The City Council recently adopted a resolution declaring June to be Pride month. It passed unanimously, though one of the aldermen -- a pastor and a good friend of Board’s -- did note that due to religious conflicts he likely couldn’t be very involved. “But that’s one of the great things about New Britain, it’s such an accepting community,” Board says. New Britain Pride won’t have a parade this year, but Board is working with the city council to send letters to 10 of the surrounding communities asking them to collaborate on a parade that would take place June 28, 2019 -- the 50th anniversary of the Stonewall riots.

This year, New Britain Pride is hosting a series of events through June that Board says are designed to showcase different facets of gay culture, like collaborations with a local diner and with the New Britain Museum of American Art. On June 22, the New Britain Bees baseball team will play a game where they split the proceeds (tickets are $15) with New Britain Pride.

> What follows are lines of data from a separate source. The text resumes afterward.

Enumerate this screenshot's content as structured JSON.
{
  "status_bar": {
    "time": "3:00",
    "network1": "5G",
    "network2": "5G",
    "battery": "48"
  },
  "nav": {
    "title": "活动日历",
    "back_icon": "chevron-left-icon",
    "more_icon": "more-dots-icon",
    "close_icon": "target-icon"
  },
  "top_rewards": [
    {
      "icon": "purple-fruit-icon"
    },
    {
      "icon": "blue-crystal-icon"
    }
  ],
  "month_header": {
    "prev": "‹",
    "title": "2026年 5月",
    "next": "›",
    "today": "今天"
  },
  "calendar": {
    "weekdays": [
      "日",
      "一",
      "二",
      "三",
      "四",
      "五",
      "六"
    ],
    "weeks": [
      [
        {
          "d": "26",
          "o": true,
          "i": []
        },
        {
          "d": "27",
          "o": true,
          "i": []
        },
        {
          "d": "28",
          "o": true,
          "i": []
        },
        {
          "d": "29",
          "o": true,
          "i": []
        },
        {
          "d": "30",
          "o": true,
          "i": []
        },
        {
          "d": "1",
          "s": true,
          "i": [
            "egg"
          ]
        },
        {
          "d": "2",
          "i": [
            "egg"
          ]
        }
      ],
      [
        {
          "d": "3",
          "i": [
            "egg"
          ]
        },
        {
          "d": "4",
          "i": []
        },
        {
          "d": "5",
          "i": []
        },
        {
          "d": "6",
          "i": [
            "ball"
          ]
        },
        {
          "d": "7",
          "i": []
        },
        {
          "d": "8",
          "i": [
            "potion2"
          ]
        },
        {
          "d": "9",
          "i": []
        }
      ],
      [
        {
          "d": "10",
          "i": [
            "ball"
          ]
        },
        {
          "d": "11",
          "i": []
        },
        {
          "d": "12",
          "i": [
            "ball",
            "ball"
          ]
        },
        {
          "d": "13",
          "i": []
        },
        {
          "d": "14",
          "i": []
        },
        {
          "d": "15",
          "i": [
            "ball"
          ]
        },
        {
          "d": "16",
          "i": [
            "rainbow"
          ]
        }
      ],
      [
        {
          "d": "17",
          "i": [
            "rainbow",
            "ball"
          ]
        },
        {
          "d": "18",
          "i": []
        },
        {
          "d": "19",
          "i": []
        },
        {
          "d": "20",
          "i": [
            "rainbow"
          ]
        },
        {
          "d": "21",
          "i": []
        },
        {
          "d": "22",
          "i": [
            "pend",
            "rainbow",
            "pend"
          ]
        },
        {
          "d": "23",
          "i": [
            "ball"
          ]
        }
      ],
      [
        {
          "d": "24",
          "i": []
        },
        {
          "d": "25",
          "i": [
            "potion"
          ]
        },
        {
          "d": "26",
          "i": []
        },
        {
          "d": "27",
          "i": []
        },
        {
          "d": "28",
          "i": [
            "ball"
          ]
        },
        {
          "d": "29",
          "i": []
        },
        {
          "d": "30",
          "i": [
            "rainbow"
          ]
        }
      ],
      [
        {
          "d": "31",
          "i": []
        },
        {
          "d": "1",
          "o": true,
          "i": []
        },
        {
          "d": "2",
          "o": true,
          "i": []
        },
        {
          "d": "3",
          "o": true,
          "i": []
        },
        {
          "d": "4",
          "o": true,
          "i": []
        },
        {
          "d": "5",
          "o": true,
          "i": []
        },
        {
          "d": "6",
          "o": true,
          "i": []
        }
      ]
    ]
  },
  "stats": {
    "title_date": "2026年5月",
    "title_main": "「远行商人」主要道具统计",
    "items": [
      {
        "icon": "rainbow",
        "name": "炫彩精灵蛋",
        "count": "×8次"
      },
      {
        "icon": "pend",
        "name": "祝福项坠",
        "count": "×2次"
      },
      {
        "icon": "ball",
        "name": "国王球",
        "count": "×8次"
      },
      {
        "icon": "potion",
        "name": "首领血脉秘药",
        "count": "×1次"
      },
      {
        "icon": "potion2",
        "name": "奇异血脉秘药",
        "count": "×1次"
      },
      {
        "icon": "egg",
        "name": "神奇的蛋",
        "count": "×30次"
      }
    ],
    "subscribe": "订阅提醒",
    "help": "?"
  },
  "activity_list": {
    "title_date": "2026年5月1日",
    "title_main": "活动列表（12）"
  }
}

Board says around 250 people have already said they’ll attend.

“But it’s an open game, people can come without signing up [online],” Board says. “Hell, I would love to have that whole stadium packed, if we could get the community, all 70,000 people, to come down.”

INTERNATIONAL

Bonus round! We may be the only country with a Mike Pence, but we are not, of course, the only country with LGBTQ citizens and allies working to pull off their first Pride parades. Up in the Arctic Circle, the Canadian town of Inuvik just held its first Pride parade on April 21. Lugano, Switzerland, just held its first parade on May 28, and Dundee, Scotland, will have its first on September 22. Aberdeen, Scotland is expected to see its first parade this summer as well.

Antarctica pride
Planting Peace

Antarctica

June
Antarctica is governed by the Antarctic Treaty System under the United Nations, meaning that all its laws come from the UN. So since LGBTQ people are protected under the UN’s Universal Declaration of Human Rights, that technically makes Antarctica the first and so far only 100% LGBTQ-friendly continent. In this sense, it’s about time it had its first Pride Parade.

“I’m ecstatic,” says Aaron Jackson, President of the nonprofit Planting Peace. Though not affiliated with the parade itself, Jackson was the first to bring a Pride flag and a Trans flag to the continent when he traveled there in late 2016. Jackson petitioned to plant the flags alongside those of the UN and other nations represented at the South Pole, “but they wouldn’t bite on that.”

Since Antarctica is protected land, no one attending this parade will be able to leave anything behind, but the symbolism has its own value. “I think it’s great,” Jackson says. “Bringing Pride to all corners of the world. Celebrating Pride with the Penguins.”